L’avocat resta silencieux. Il s’était fait piégé…

 

-         De plus, Monsieur Steadman fait référence à la villa dans laquelle il est enfermé… Cela corrobore les dernières paroles de Mademoiselle Donovan… Madame Reynolds évoque également les « empreintes dentaires »…ainsi que « la vidéo du parking » et sous entend qu’elles auraient été fabriquées de toutes pièces… Faites le lien avec toutes les informations que je vous ai apporté… Cela commence à faire beaucoup de coïncidences n’est-ce pas ? Mais ce que vous ne pouvez nier, c’est que Madame la Présidente confirme l’existence d’un complot contre mon client : « Lincoln Burrows sera jugé et condamné, et dans trois ans maximum, il passera sur la chaise électrique pour le meurtre de Terrence Steadman… » Ce sont ses mots, pas les miens ! 

(…)

 

-         Je pense que je n’ai rien de plus à ajouter. A la justice de trancher. Mais que ces derniers mots restent clairement présents à votre esprit : « Burrows est un homme mort… » Elle en a fait la promesse…

 

-         Réalisez-vous la gravité de vos révélations Maître Kravecki ? L’interpella le juge Cussler.

 

-         Parfaitement Votre Honneur.

 

-         Vous incriminez la Présidente des Etats-Unis d’Amérique…

 

-         Votre Honneur, je ne fais que divulguer la vérité. J’ai travaillé pour ces gens en pensant faire le bien et servir mon pays… Et j’ai eu la chance de réaliser mon erreur avant qu’il ne soit trop tard… ! J’essaye seulement de réparer désormais…

 

-         Qui sont ces « gens » ?

 

-         La Compagnie, une organisation puissante et tentaculaire qui opère dans l’ombre, est à l’origine de ce complot… Leur cible n’était pas Lincoln Burrows… Indirectement, c’est son père qui était visé : un ancien de La Compagnie qui s’est enfui avec des secrets que certains ne voulaient pas voir divulgués… Je pourrais fournir des noms.

 

Le juge Cussler le fixa, tentant de lire dans son regard ce qu’il ne lui avait pas dit… Mais il ne vit que de la franchise et un désir profond de rédemption… 


----- 



Un peu plus tard… 


« A l’issue de ce procès, toutes les charges retenues contre Lincoln Burrows sont levées et sa condamnation annulée. Monsieur Burrows : vous êtes libre de quitter ce tribunal… »

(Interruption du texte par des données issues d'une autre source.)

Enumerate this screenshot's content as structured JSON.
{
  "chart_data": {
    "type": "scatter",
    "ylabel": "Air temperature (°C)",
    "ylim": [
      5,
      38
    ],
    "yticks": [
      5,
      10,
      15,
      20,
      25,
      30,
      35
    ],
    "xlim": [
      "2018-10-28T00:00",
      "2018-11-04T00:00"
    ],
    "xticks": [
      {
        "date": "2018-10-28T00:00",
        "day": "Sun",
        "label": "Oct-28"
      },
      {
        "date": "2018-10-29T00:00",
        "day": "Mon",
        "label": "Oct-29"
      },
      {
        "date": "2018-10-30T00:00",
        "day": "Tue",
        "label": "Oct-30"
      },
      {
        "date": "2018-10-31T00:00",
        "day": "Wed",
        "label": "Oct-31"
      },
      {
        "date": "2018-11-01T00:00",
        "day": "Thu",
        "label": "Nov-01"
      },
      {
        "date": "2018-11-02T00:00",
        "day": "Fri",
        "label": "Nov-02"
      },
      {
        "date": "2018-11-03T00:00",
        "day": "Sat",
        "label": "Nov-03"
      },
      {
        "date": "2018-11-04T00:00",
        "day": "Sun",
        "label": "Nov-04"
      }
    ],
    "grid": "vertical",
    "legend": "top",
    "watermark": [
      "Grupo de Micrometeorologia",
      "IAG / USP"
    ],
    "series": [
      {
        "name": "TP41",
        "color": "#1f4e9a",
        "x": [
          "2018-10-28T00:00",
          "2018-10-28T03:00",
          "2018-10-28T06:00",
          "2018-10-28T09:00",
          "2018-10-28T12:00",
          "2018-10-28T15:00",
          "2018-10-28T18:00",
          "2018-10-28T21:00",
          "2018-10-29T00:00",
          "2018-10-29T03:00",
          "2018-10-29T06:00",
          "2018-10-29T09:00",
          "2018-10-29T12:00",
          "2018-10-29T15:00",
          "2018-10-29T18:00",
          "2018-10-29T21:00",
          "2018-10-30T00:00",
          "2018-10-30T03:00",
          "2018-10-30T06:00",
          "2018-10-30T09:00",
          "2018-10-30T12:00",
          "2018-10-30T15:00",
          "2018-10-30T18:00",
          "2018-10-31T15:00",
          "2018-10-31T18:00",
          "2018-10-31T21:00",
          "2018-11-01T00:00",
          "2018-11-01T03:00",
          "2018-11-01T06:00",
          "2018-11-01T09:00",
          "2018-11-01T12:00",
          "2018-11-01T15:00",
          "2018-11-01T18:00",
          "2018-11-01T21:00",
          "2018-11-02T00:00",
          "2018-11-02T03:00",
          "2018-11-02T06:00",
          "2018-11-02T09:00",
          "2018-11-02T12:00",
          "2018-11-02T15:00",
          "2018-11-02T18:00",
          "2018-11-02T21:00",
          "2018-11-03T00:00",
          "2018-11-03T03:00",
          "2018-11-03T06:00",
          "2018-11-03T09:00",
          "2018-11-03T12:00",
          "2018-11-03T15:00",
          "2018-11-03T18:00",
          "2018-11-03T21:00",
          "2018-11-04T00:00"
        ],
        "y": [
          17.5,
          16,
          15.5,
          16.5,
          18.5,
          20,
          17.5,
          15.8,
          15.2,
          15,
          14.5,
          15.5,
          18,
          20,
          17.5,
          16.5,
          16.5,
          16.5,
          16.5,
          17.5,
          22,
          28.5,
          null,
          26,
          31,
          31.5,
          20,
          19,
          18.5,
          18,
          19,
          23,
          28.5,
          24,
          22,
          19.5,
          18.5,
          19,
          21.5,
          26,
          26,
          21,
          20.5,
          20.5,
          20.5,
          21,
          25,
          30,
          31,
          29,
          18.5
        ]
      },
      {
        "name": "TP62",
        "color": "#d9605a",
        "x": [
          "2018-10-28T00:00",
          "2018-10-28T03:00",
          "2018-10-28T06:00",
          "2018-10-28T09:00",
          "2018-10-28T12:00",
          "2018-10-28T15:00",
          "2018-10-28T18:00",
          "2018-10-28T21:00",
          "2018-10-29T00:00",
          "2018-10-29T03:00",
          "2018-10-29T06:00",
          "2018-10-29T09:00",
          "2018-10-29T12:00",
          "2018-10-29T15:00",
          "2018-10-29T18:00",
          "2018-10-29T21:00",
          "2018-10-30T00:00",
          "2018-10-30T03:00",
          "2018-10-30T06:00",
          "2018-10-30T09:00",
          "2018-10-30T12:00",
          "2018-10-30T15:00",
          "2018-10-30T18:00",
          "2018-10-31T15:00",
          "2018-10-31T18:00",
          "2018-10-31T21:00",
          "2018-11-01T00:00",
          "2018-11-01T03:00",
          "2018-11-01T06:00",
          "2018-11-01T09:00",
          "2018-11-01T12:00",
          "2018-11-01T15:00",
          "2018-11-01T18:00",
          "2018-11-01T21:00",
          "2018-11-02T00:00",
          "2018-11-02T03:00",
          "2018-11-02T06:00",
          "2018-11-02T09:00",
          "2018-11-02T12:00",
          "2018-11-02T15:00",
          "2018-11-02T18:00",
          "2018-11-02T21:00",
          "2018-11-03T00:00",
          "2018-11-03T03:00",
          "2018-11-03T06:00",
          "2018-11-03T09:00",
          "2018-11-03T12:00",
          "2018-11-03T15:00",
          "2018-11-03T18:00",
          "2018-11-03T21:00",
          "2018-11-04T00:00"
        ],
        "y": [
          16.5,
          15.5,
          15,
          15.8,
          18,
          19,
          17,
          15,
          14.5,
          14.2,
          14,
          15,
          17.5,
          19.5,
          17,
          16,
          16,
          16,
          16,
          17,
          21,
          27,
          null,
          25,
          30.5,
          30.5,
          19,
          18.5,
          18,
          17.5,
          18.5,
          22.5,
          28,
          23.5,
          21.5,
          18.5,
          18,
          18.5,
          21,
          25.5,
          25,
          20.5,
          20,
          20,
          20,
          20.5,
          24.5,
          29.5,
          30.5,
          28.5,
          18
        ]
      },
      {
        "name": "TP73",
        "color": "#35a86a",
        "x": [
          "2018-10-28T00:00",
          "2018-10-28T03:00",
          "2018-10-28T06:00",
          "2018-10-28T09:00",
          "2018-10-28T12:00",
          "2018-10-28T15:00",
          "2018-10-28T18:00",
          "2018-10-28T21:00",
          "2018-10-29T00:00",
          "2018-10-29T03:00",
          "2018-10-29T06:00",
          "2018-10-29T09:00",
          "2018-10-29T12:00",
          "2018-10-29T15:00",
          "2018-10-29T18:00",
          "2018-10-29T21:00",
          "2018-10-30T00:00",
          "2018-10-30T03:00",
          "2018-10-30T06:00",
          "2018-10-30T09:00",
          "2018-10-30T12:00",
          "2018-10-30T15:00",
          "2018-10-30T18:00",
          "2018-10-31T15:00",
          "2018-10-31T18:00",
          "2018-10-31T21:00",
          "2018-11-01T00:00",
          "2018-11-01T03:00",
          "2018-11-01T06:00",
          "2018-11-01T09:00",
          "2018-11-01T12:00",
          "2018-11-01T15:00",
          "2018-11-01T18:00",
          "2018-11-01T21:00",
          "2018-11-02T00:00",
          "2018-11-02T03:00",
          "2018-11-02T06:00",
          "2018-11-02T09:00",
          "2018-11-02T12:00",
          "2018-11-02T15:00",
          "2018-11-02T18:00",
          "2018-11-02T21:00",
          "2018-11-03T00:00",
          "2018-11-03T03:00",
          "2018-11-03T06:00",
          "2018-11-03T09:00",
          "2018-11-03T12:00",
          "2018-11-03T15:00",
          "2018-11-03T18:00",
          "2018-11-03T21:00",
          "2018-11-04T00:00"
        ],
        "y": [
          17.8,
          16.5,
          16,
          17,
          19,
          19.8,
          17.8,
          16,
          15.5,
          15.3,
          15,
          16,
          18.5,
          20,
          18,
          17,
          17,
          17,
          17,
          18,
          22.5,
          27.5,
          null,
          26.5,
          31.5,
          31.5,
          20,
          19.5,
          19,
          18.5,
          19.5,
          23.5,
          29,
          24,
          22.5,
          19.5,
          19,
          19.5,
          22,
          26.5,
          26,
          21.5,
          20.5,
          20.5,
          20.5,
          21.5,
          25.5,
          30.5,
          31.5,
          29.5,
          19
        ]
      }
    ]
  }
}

Lincoln enfoui son visage dans ses mains, ne parvenant pas à réaliser pleinement ce que ces mots voulaient dire… Après trois années d’horreur et de peur…

 

-         C’est fini Lincoln ! Nous avons gagné ! S’exclama Paul en l’étreignant puissamment. Tu es libre… Plus besoin de fuir… Plus de couloir de la mort…

 

Lincoln releva la tête et le regarda avec des yeux embués de larmes.

 

-         Grâce à toi Paul… Merci.

 

- Tu me remercieras lorsque nous aurons tiré ton frère de Fox River… Fit-il en lui adressant un sourire éblouissant.